JF: It’s a funny paradox: in a fast-paced thriller it’s quite difficult to establish full-blooded characters, yet a suspense novel doesn’t work unless we care about the central characters.  These characters – particularly Paul’s father, Stan, and his nemesis, Geraldine Dempsey – came to me in the round, so to speak. They felt real to me. I think the trick is to employ brush strokes of characterization, highly specific bits of description, lines of dialogue, reactions – so that they come to life in the reader’s mind, as real as they were in the writer’s.

AK: Your work has been filmed, with amazing casting such as Morgan Freeman and Ashley Judd in High Crimes and Liam Hemsworth, Gary Oldman and Harrison Ford in Paranoia, so have you any news of film options on your other works?

JF: Yes! I recently signed a deal with a terrific producer, Carl Beverly of Timberman/Beverly (producers of Justified, Masters of Sex, Elementary, Seal Team, and Kidnapped) for a TV series based on my Nick Heller character, starting with an adaptation of my Nick Heller novel GUILTY MINDS. And I also have signed a deal for another TV series based on THE OLIGARCH’S DAUGHTER. Both deals are with excellent producers, but this being Hollywood, anything can happen . . .

AK: Are you still active with International Thriller Writers [ITW] as you were a founder, and still involved with the Association of Former Intelligence Officers?

JF: I’m very active in ITW, recruiting writers for anthologies that help underwrite ITW’s activities that assist beginning and mid-career thriller authors, and of course I always go to ThrillerFest in New York.  And although I’m less active in AFIO, the Association of Former Intelligence Officers, I remain friendly with former CIA officers (I was not one) and often call upon them to help me research my novels.

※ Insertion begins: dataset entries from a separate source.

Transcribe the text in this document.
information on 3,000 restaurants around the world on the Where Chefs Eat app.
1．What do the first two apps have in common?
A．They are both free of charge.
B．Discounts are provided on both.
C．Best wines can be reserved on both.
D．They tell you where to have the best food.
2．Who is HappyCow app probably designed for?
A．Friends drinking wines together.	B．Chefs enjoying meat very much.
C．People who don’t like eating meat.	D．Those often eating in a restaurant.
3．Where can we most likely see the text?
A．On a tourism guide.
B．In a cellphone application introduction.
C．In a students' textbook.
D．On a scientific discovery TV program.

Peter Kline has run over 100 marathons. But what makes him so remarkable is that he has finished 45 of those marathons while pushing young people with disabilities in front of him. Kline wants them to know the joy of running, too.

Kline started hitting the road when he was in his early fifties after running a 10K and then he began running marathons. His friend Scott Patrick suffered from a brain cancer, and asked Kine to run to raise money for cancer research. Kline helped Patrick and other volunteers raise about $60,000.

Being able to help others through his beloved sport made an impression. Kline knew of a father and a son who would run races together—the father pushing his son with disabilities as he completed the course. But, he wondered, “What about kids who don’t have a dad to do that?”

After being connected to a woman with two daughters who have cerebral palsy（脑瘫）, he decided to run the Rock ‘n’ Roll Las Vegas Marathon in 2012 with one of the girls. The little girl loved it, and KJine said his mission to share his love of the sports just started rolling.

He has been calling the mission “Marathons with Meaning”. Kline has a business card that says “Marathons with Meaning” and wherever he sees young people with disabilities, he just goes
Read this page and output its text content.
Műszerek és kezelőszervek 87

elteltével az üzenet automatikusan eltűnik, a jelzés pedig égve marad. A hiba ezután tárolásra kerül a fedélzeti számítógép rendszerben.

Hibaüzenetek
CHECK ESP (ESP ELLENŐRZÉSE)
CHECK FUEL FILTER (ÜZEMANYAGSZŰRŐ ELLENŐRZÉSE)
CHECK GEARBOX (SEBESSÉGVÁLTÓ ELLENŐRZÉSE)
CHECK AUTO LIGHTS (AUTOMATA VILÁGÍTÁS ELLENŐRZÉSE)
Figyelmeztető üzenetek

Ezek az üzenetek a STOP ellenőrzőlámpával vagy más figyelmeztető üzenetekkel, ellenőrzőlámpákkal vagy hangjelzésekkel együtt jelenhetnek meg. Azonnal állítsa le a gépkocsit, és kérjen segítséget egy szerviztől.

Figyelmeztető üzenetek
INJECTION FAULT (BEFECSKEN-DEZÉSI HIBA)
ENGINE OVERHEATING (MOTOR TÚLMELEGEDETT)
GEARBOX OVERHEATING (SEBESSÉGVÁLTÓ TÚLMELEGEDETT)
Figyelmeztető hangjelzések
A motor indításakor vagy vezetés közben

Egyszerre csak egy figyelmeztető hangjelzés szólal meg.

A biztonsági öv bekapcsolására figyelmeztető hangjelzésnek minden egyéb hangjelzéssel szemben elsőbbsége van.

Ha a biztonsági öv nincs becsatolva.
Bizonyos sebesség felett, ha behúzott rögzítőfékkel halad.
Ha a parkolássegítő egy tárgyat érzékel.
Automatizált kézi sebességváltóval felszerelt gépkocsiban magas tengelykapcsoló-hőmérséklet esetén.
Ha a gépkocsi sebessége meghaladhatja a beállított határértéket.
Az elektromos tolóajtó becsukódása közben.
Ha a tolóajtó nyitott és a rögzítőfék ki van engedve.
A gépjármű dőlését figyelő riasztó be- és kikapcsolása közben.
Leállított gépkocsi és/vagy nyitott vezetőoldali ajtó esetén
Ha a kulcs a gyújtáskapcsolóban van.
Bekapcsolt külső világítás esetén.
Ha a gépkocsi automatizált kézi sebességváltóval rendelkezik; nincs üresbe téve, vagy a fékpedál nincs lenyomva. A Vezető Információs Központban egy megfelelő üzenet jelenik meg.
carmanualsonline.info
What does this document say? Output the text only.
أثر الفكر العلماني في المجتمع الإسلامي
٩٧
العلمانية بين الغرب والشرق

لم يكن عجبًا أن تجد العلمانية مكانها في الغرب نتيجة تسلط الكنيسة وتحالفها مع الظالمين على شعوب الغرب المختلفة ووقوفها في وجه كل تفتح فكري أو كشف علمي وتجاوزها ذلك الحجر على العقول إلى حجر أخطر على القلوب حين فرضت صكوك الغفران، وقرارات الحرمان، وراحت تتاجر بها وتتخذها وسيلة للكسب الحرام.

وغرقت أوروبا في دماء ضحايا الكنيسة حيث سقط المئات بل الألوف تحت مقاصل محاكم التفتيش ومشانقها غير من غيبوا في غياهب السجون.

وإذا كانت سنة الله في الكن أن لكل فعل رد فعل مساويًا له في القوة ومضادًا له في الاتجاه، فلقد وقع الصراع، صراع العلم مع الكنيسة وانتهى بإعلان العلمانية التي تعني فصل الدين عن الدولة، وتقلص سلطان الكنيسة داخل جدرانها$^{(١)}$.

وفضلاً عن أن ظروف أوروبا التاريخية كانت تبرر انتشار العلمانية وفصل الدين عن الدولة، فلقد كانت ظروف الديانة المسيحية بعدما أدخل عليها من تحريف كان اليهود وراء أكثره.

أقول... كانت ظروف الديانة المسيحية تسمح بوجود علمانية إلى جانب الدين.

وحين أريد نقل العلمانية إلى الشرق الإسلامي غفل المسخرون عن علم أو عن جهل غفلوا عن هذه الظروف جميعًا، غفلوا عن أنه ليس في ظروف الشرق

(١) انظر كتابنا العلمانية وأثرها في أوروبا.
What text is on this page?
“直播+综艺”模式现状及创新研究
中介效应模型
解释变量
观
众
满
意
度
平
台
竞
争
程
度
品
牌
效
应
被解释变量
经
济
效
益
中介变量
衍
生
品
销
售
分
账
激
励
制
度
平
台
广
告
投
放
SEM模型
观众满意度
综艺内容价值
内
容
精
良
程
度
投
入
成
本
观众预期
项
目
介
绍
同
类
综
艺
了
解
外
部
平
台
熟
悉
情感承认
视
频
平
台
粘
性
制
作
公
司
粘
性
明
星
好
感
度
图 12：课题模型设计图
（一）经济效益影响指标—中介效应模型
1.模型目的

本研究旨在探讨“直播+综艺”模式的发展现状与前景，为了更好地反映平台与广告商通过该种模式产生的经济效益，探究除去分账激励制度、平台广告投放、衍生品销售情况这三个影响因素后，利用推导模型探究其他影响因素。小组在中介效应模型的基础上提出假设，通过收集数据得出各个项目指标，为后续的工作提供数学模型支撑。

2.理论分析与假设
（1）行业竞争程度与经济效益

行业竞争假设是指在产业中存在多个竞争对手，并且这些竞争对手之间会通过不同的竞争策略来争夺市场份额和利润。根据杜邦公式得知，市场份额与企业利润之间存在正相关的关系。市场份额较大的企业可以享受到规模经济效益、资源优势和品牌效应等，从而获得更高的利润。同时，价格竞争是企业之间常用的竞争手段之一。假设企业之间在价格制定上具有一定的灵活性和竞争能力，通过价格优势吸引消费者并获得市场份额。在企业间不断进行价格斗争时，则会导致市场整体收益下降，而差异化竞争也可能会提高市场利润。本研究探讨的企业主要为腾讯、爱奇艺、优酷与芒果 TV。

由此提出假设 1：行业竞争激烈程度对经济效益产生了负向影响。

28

AK: And finally, what’s on the horizon for Joe Finder?

JF: I’m deep into a new book, the beginning of a new series, and as usual, it’s taken me over . . .

AK: Thank you for your time Joe.

JF: Thank you, Ali, and thanks for your enthusiasm about THE OLIGARCH’S DAUGHTER!

Shots Magazine would like to pass our thanks to Joe Finder and his British Publisher Head of Zeus for this interview.